Berrached hat im Vorfeld betroffene Paare interviewt und mit Medizinern und Hebammen gesprochen. Daraus entstanden ihre Figuren. Das Drehbuch diente bloß als Gerüst und Stichwortgeber. Fachärzte, Hebammen und Sozialarbeiter werden nicht von Schauspielern, sondern von echten Fachärzten, Hebammen und Sozialarbeitern verkörpert. Die Darsteller improvisierten sich durch vorgegebene Begegnungen, der Kamera wurde großmöglichste Bewegungsfreiheit ermöglicht. So entstanden intensive Szenen, die am Ende zu diesem Drama montiert wurden. Die Regisseurin bezeichnet ihren Film als „Collage“. Eine Collage, die schmerzhaft gefüllt ist mit Fragezeichen, weil es kein richtig oder falsch gibt, sondern bloß einen zermürbenden Weg zu einer Entscheidung, der gezeichnet ist von Zuversicht, Angst, Zerrissenheit und dem Gefühl schwerer Schuld. Immer wieder verlässt der Film brisante Szenen und Dialoge ganz unvermittelt. Nicht nur, weil er sich als Collage versteht, sondern weil er damit auch inszenatorisch den Konflikt spiegelt: Das Dilemma der Fragen, auf die es keine Antworten gibt. Die Überforderung. Die Ohnmacht. Zugleich gelingt es Berrached, die mannigfachen intensiven Szenen durch dezenten Musikeinsatz und Ruhepole filmisch souverän und berührend zu verflechten. „24 Wochen“ ergreift in allen Belangen. Das ist nicht zuletzt der bewährt überzeugend aufspielenden Julia Jentsch („Die fetten Jahre sind vorbei“, „Schneeland“) zu verdanken, die sich hier durch eine emotionale Odyssee kämpft. Und Bjarne Mädel („Stromberg“, „Tatortreiniger“, „Mord mit Aussicht“), der seine wahre darstellerische Fallhöhe nun endlich auch auf der Leinwand beweisen darf. Auch die kleine Nele ist mit Emilia Pieske hervorragend besetzt, keine Selbstverständlichkeit bei Kinderdarstellern im deutschen Film.
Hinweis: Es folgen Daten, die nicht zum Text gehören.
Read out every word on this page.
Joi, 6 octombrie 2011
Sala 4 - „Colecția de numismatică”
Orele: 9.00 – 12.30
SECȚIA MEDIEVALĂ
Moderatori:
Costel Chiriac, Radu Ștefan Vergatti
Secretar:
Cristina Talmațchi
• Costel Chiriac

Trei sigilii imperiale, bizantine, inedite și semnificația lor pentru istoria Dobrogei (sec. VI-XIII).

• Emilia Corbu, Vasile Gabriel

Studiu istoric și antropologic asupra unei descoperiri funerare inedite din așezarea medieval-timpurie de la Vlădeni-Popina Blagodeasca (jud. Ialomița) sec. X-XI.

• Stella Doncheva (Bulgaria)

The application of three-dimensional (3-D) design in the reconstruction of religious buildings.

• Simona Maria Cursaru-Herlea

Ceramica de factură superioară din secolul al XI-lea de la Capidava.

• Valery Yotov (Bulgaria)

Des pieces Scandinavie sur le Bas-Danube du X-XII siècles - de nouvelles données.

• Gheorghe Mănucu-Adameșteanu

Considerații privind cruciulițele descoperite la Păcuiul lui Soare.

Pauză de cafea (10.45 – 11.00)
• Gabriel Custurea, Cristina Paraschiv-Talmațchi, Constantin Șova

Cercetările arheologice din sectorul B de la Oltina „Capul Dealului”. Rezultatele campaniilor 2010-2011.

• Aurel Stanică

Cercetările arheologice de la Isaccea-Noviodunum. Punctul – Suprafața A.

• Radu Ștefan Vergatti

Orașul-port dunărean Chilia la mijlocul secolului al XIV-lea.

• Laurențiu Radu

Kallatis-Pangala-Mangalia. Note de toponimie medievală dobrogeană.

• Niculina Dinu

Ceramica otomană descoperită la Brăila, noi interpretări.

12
Plädoyer für die Entscheidungsfreiheit
In einem berührenden Gespräch mit Astrid sagt die Hebamme: „Diese Entscheidung können wir nur treffen, wenn wir sie treffen müssen.“ Sprich, wenn wir selbst in dieser Situation stecken. Darum geht es. Anne Zohra Berrached hat das Schicksal ihrer Protagonistin nicht persönlich erlebt, und zugleich wirkt ihr Drama in keiner Sekunde verfehlt noch anmaßend. Ihr Film ist kein Plädoyer für oder gegen die Spätabtreibung. Er ist ein Plädoyer für die Autonomie und Entscheidungsfreiheit jener Menschen, die sich in einer solchen Lage befinden. Für Empathie und Respekt, egal, wofür sich das Paar oder die Mutter entscheidet. „24 Wochen“ ist ein relevanter Film über ein relevantes Thema. Und über eine schwere, einsame Entscheidung.